Larry Doby, the first African-American to play in the American League, liked to talk with me about Opening Days at old Municipal Stadium in Cleveland.

"The colors that I remember were the pristine white and sharp gray of the neatly pressed uniforms, depicting the home and visiting teams," he would say.

The Hall of Fame center fielder and Camden, S.C., native, who led the Indians to the World Series championship in 1948, said the color of skin was not, in any way, a factor at the openers.

It was a reunion with the community, celebrating the return of America's pastime.

What he vividly remembered was the massive size of the stadium, the beauty of the freshly cut grass and manicured field, the smell of ballpark foods like hot dogs with mustard and freshly prepared popcorn, and the always novel and entertaining moments that legendary owner Bill Veeck would provide for the multitude of patrons.

He especially liked to recall the bright faces of the youngsters and their attentive parents, all captivated by the significance of the moment and thrilled to be a living part of it.

Larry looked forward to seeing opposing players like outfielders Ted Williams and Dom DiMaggio of the rival Boston Red Sox, and catcher Yogi Berra and shortstop Phil Rizzuto of the always contending New York Yankees. It was against the rules to talk to opposing players, but those four always went out of their way to address Larry. That special recognition meant a lot to Larry Doby, as did the feeling of being wanted and valued.

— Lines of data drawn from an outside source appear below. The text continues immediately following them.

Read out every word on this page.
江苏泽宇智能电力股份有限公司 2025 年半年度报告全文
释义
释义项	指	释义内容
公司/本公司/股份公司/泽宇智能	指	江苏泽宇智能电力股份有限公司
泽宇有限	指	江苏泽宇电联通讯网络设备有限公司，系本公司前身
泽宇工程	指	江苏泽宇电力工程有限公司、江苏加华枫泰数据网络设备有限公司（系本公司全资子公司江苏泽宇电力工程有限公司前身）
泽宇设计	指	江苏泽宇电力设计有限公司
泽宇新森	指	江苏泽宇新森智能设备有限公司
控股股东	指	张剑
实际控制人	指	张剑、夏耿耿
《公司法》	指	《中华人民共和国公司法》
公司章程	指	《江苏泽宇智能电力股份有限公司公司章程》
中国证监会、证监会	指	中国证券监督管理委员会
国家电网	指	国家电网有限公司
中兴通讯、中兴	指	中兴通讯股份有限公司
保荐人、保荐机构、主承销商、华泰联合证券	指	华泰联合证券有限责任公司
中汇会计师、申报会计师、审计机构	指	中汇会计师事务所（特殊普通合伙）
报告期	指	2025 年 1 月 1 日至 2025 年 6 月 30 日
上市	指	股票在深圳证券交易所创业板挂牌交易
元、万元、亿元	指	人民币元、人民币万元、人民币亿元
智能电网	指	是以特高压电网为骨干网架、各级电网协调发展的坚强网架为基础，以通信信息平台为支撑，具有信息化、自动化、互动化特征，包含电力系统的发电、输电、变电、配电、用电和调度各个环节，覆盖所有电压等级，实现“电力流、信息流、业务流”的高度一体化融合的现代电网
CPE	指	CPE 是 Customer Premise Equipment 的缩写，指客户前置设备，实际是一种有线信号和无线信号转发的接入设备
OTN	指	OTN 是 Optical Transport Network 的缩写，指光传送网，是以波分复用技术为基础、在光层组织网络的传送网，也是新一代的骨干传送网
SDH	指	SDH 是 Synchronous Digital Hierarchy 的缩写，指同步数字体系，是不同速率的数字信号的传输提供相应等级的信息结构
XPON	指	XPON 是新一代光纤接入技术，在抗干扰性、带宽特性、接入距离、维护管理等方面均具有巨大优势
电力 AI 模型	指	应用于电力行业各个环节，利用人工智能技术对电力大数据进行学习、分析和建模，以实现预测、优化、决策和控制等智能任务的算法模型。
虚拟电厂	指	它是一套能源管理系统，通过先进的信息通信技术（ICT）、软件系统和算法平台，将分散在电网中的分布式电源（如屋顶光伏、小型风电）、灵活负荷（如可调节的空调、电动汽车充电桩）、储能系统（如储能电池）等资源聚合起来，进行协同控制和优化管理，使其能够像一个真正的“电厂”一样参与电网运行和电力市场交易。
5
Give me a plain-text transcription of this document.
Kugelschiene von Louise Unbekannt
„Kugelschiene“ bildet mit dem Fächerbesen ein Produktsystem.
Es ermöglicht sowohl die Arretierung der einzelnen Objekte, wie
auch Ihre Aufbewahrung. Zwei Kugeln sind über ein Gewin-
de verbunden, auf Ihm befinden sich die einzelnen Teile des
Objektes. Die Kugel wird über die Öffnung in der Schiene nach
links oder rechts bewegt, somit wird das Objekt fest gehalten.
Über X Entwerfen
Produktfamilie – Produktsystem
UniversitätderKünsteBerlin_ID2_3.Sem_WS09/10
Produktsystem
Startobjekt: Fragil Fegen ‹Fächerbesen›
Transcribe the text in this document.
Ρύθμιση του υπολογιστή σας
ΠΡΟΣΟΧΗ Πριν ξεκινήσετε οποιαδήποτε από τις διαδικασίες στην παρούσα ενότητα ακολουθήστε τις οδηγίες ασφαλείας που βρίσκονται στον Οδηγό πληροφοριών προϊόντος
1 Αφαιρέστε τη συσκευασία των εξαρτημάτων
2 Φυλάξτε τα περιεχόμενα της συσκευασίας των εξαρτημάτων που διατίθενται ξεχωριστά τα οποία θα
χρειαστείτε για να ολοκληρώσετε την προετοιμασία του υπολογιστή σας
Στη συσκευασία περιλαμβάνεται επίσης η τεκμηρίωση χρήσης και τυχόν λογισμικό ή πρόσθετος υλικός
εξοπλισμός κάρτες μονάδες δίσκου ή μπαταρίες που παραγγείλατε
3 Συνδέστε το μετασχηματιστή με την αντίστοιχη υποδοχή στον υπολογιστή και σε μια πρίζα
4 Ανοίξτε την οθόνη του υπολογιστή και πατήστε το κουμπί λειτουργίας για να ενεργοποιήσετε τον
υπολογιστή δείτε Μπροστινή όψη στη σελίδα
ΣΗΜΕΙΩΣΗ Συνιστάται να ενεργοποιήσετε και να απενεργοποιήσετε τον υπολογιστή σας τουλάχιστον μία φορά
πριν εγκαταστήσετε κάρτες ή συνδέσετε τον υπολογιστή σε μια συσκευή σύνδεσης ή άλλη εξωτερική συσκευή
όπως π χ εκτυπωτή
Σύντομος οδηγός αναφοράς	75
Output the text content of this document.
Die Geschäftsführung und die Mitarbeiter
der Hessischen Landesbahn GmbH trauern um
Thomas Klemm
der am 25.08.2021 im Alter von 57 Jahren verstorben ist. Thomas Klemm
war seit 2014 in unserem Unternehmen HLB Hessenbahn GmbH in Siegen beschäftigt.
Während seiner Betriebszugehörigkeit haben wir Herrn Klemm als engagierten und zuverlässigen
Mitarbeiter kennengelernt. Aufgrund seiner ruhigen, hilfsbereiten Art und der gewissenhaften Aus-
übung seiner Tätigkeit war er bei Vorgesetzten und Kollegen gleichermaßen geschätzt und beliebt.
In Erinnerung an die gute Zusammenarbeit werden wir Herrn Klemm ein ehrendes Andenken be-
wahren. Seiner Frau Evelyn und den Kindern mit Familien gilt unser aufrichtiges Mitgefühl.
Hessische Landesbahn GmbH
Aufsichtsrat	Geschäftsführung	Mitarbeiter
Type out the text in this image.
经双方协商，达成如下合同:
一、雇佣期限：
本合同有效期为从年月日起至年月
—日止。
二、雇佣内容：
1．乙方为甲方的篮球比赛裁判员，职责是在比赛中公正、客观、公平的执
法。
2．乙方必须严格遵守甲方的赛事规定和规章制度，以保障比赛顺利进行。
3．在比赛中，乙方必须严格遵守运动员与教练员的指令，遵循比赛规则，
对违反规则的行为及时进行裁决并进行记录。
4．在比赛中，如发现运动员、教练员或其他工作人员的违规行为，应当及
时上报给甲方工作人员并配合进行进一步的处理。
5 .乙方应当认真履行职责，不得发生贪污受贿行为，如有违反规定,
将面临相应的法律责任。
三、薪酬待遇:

Larry Doby was my special assistant when I served as president of the American League from 1994 to 2000. He was a superior human being and player, being the first black to win the home run title in the major leagues and the first to win an RBI title in the American League. He was on pennant-winning teams in Cleveland in both 1948 and 1954.

Another legendary player who loved Opening Day was Joe DiMaggio, who once told me that playing in New York on Opening Day "was like a rite of passage in a cathedral."

He still holds the 56-game hitting-streak record, was a 13-time American League all-star, and played in nine World Series as the center fielder for the New York Yankees.

I first met Joe when I was president of West Virginia University in the 1970s, when he would visit the state regularly to inspect his mineral investments with coal and natural gas owners.

When I assumed the American League position, we rekindled our friendship and talked regularly. And we attended World Series games at Yankee Stadium.

His memories of the openers at the stadium were vivid, recalling the large number of beaming faces of the kids and the intensity of the fans.

"Yankee fans were like no others," he told me. "They knew the game and losing was not an option with them. They came to Opening Day to win, cheer and boo, to begin something memorable for the season. You had to respect their knowledge of the game."

Both Hall of Famers thought Opening Day was a time to be thankful for the privilege of playing the game.

Gene A. Budig, an Isle of Palms resident, is past president of three major state universities and of Major League Baseball's American League. He is a co-owner of the Charleston RiverDogs, a South Atlantic League Class A farm team of the New York Yankees.